Taking inspiration from the US Air Force in measuring price elasticity
You may already know this story…
During the Second World War, the American army was looking for a way to make its aircraft more resistant to enemy fire without making them heavier.
Analyses of aircraft returned from combat showed impacts concentrated on the wingtips, centre and tail of the aircraft. The Americans’ first conclusion was therefore to reinforce the aircraft where impacts had been observed.
But mathematician Abraham Wald disagreed. The bullets whose impacts were studied were not fatal to the planes, because the planes had returned. On the contrary, the return of the planes despite the bullet impacts proved that on the wings, centre and tail, the planes did not need to be further reinforced! His conclusion was that the vulnerability of the planes lay elsewhere… Sa conclusion était donc que la vulnérabilité des avions était à trouver ailleurs…Â
What does this have to do with price elasticity?
This story is generally used to present the survivor bias. It can be found in many fields: architecture, discrimination and….pricing! le pricing !
Pricing in the retail sector is a complex discipline. A balance has to be struck between competitiveness and margins, taking into account a multitude of constraints: the diversity of competitors in different catchment areas, product sensitivity, range consistency, and so on.
Price elasticity may therefore appear to be the antidote. The Holy Grail is to leave it to the elasticity coefficients to find the optimum price.
When it comes to physical retailing, we have our doubts.

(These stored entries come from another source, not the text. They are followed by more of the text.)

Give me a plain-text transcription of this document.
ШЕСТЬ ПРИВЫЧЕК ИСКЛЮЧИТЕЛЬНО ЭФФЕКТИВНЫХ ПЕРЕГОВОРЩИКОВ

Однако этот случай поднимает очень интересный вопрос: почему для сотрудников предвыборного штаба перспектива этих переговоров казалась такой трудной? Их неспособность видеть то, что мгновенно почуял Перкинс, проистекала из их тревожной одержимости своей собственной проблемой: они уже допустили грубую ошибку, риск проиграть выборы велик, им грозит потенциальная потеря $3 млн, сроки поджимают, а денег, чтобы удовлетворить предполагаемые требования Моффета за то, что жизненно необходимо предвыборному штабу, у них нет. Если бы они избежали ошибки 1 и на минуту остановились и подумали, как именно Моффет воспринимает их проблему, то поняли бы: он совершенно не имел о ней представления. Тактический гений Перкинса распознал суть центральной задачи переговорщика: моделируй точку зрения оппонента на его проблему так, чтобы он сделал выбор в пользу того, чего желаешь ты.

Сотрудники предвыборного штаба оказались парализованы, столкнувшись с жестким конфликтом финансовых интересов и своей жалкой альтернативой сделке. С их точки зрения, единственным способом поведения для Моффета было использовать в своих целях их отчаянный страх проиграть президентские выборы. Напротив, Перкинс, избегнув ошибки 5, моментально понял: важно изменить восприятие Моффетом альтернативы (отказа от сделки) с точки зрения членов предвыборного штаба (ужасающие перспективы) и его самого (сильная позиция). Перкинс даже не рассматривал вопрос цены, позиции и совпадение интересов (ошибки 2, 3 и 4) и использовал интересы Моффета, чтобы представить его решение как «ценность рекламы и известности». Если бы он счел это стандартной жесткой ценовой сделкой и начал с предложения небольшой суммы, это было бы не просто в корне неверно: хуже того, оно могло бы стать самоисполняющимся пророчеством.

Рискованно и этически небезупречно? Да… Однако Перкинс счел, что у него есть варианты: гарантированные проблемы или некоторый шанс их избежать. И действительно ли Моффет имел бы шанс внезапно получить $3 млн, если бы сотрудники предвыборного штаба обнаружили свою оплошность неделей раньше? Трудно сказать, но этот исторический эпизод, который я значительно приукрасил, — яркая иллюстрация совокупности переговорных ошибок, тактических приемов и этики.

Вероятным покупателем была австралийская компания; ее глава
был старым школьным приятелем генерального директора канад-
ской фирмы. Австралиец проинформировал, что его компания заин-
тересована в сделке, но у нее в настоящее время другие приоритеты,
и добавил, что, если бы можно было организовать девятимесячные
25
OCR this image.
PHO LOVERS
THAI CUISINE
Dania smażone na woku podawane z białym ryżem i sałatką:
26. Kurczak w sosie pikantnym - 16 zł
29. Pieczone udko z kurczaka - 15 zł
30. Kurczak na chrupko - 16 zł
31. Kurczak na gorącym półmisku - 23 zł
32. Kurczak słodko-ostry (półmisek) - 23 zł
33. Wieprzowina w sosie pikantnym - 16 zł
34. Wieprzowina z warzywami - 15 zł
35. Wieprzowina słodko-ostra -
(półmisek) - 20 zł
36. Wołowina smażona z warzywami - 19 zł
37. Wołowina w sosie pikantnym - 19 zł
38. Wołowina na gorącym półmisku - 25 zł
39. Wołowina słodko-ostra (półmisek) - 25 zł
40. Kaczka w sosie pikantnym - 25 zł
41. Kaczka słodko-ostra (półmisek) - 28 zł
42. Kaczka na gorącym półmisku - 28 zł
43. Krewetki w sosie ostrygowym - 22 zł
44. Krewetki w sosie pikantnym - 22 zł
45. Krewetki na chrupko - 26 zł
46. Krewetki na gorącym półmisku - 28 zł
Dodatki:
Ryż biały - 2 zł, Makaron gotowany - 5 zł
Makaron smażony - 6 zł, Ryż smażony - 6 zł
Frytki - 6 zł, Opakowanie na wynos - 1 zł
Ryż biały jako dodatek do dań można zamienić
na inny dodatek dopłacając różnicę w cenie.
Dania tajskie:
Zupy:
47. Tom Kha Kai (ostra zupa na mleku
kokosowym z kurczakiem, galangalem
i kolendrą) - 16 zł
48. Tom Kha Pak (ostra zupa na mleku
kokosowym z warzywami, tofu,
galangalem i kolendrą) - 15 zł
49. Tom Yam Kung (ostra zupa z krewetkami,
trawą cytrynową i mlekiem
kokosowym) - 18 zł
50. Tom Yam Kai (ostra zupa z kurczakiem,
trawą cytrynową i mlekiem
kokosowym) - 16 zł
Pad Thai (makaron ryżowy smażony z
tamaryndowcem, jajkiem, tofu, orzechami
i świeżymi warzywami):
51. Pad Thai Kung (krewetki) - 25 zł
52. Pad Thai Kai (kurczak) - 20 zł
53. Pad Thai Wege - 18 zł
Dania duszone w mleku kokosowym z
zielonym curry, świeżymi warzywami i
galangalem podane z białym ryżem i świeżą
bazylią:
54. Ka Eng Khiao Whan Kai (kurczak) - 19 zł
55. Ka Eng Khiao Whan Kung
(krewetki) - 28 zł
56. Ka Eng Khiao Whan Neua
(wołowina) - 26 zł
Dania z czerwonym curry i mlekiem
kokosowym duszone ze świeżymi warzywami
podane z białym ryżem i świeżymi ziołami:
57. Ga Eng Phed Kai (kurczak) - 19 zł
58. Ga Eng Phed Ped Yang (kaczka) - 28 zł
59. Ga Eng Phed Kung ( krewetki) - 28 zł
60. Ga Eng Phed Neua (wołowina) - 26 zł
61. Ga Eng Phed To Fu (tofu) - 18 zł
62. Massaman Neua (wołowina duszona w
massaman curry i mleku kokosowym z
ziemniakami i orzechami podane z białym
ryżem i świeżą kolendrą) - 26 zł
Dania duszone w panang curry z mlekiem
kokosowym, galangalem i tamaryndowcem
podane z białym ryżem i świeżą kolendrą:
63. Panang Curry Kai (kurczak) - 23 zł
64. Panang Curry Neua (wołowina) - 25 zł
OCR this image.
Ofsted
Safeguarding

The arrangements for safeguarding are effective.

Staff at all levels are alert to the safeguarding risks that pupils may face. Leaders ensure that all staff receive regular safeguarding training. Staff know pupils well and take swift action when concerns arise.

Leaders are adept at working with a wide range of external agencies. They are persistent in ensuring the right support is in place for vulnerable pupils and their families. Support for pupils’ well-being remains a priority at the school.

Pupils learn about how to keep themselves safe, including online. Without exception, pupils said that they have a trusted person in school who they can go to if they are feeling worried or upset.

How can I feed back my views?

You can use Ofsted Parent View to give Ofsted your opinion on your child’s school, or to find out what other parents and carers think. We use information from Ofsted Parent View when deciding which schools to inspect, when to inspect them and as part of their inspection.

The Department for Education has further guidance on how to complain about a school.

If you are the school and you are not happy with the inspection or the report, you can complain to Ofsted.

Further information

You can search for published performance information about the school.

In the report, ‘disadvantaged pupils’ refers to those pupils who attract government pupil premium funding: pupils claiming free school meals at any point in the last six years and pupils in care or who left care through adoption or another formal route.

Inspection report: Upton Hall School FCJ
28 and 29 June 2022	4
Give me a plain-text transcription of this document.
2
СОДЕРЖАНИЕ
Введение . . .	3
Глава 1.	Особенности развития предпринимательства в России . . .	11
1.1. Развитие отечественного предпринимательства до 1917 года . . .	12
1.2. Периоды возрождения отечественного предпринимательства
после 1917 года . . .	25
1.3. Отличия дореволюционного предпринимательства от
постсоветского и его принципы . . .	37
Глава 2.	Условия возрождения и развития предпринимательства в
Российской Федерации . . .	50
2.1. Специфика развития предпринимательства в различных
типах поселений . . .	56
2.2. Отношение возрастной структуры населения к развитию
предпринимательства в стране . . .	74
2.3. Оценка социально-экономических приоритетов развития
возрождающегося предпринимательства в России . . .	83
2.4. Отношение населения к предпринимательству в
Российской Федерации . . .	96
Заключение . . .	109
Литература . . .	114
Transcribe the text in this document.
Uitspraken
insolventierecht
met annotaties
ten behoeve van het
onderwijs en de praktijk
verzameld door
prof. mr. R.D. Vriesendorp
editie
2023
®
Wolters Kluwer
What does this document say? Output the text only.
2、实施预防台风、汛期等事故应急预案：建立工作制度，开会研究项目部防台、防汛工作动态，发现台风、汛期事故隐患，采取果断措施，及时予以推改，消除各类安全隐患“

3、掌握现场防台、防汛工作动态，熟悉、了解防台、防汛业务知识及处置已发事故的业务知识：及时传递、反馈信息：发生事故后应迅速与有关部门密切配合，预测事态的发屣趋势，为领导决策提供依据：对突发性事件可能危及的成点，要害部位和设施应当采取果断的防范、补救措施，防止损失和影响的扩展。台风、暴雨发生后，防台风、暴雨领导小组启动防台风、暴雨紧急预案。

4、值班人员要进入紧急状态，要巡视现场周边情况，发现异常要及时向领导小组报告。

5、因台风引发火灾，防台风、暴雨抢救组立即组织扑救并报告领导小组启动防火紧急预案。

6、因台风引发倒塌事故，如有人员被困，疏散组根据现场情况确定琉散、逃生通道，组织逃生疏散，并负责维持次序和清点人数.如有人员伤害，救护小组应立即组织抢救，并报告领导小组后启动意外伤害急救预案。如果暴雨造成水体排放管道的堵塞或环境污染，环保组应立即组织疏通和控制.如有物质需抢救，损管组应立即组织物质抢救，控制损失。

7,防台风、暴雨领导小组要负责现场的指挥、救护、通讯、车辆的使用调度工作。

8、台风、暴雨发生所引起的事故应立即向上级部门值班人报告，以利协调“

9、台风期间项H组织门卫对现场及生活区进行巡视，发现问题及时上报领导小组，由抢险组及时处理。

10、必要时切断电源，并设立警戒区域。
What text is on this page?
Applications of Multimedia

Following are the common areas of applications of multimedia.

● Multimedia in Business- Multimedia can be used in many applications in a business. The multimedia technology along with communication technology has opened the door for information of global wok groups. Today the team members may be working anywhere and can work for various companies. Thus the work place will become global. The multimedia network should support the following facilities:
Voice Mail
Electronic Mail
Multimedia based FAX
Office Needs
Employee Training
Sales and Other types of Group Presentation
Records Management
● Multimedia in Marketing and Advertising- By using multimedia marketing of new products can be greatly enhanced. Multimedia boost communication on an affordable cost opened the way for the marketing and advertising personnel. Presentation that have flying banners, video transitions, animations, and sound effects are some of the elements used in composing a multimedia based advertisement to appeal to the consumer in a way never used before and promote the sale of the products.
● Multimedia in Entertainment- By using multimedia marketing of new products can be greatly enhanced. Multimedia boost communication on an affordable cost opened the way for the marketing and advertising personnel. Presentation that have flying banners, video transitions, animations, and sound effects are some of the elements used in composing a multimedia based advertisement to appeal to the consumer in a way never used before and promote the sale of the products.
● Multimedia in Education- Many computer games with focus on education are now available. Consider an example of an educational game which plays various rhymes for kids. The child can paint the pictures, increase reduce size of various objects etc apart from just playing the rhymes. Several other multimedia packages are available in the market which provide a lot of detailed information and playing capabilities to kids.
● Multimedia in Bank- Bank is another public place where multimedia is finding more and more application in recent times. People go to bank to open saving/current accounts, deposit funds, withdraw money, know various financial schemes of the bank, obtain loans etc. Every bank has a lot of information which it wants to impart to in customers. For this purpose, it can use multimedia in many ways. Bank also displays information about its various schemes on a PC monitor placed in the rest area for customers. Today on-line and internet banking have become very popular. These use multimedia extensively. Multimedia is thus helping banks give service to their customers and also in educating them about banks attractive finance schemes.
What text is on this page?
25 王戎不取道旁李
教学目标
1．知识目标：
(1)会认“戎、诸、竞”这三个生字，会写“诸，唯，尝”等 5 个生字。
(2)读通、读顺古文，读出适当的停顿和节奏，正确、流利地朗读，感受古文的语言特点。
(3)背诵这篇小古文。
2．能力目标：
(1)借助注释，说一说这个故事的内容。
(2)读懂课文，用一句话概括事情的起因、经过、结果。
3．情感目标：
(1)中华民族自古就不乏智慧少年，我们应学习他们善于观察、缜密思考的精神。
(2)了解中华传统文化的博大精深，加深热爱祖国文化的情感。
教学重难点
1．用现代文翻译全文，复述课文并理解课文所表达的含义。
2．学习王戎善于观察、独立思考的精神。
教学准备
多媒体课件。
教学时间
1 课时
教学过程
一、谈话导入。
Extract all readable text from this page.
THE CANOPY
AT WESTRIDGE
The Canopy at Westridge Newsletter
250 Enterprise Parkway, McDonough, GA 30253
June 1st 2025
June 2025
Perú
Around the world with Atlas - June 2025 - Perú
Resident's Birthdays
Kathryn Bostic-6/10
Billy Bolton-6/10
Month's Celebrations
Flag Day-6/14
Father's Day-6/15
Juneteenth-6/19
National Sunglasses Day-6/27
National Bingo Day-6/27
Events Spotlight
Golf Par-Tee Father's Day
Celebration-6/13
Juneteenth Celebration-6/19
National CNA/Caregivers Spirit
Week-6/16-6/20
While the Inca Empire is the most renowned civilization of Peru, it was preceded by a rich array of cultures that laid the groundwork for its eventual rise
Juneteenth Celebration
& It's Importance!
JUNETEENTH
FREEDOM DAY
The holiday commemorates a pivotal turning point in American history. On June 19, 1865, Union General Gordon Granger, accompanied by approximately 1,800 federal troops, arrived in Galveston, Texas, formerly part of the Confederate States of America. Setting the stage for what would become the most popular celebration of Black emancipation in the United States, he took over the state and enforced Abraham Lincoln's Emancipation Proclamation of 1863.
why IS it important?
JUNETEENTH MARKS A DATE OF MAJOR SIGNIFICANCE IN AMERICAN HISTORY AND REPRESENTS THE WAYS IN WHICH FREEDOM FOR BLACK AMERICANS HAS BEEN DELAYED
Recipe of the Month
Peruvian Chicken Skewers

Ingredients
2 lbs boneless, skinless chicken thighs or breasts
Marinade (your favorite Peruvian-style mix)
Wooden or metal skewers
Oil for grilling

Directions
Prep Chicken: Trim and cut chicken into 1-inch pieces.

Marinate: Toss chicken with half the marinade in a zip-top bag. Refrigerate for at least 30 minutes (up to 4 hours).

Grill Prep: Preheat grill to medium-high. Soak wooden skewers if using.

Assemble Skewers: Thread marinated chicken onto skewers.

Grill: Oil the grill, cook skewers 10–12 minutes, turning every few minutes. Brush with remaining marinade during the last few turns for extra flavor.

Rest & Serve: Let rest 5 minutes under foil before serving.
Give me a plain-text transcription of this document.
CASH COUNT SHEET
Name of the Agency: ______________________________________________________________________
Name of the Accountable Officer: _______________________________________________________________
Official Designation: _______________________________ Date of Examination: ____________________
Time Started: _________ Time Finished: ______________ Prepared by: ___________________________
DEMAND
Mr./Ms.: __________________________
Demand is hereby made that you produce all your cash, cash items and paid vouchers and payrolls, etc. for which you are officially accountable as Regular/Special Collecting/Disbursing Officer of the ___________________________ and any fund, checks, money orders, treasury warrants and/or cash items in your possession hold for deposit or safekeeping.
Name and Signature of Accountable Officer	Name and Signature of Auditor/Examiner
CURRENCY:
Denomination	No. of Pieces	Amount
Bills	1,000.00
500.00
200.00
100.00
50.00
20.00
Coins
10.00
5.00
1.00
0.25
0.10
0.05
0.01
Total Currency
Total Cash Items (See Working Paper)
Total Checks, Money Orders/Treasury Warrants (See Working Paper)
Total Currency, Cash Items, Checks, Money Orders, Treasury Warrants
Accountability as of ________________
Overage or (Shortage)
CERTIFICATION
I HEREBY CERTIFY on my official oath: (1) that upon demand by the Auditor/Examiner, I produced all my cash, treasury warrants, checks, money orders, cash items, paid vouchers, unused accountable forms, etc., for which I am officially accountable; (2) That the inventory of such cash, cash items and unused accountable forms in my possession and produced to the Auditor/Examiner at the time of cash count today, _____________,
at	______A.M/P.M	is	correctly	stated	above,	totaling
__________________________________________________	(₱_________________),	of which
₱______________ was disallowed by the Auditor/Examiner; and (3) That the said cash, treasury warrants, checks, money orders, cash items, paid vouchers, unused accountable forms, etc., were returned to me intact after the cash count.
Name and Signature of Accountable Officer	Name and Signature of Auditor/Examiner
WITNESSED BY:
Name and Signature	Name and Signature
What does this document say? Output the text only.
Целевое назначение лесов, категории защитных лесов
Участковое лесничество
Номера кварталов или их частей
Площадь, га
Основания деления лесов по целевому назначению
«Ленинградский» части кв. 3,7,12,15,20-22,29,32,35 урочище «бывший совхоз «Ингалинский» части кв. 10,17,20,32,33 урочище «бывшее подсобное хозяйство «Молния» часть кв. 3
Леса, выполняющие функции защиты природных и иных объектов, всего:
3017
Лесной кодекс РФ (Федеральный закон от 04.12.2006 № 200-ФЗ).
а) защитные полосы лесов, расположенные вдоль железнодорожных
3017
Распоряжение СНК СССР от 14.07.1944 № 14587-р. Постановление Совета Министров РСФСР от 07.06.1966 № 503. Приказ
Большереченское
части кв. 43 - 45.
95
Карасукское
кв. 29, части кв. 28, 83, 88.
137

Beware of survivor bias in your analyses
With elasticity analyses, we want to determine which price will optimise our sales volume/margins ratio. We therefore study the variation in demand for a good when we change the price. But in food retailing, purchases are recurrent and customer acquisition is extremely costly. Sales volume therefore corresponds to a customer’s purchases over the course of the year, not just during one visit to the shop.
To obtain an accurate measure of elasticity in a supermarket, we therefore need to be able to (1) measure the number of customers who saw the price, found it acceptable, took the product off the shelf and bought it. (2) Measure the number of customers who saw the price, didn’t find it acceptable, and won’t shop with you again. Whether they bought the product or not.
Put yourself in the shoes of a customer who has come to shop for the week. His basket is full, and he ends up with Nutella. On Nutella, he discovers an insulting price 30% higher than that of your competitor. I’m willing to bet that this customer will go to the checkout (with or without his Nutella) and say to himself ‘next time, I’m going to try out the competition because I feel like I’m being ripped off’. « la prochaine fois, je vais tester la concurrence parce que j’ai l’impression de me faire avoir ».
How will your elasticity coefficients take into account the experience of those customers who won’t be coming back? Will you be able to determine which of the 20,000 prices on the shelves will have driven your customer away? How can you take into account customers who fragment their purchases and visit other stores?
I’ve drawn 2 conclusions from this:
- Maths is very useful
- It’s dangerous to make the quality of your prices depend on the quality of your elasticity coefficients
Elasticity coefficients can be an additional aid in guiding pricing decisions, when the quality of prices is already guaranteed by compliance with pricing fundamentals. By ‘fundamentals’ I mean index management, vertical/horizontal chaining, sensitivity pricing and local pricing. But starting your pricing project by integrating elasticity coefficients is, as we say in German, ‘veschlimmbessern’ (doing better than worse).
And to get to the end of the story: Marc-André Désautels, another mathematician, pointed out that no data on the missing planes had been collected. He concludes that other problems, such as lack of fuel or mechanical damage, could be to blame for the loss of these aircraft.
So it’s vital to remain cautious in our own assumptions and conclusions: customers who didn’t buy your product when they were in your shop may have been disturbed by the music being too loud or the checkout queue being too long. And your elasticity coefficients will miss the point.
If you want to put in place the strategies that have proved so successful in physical distribution, let’s have a coffee together!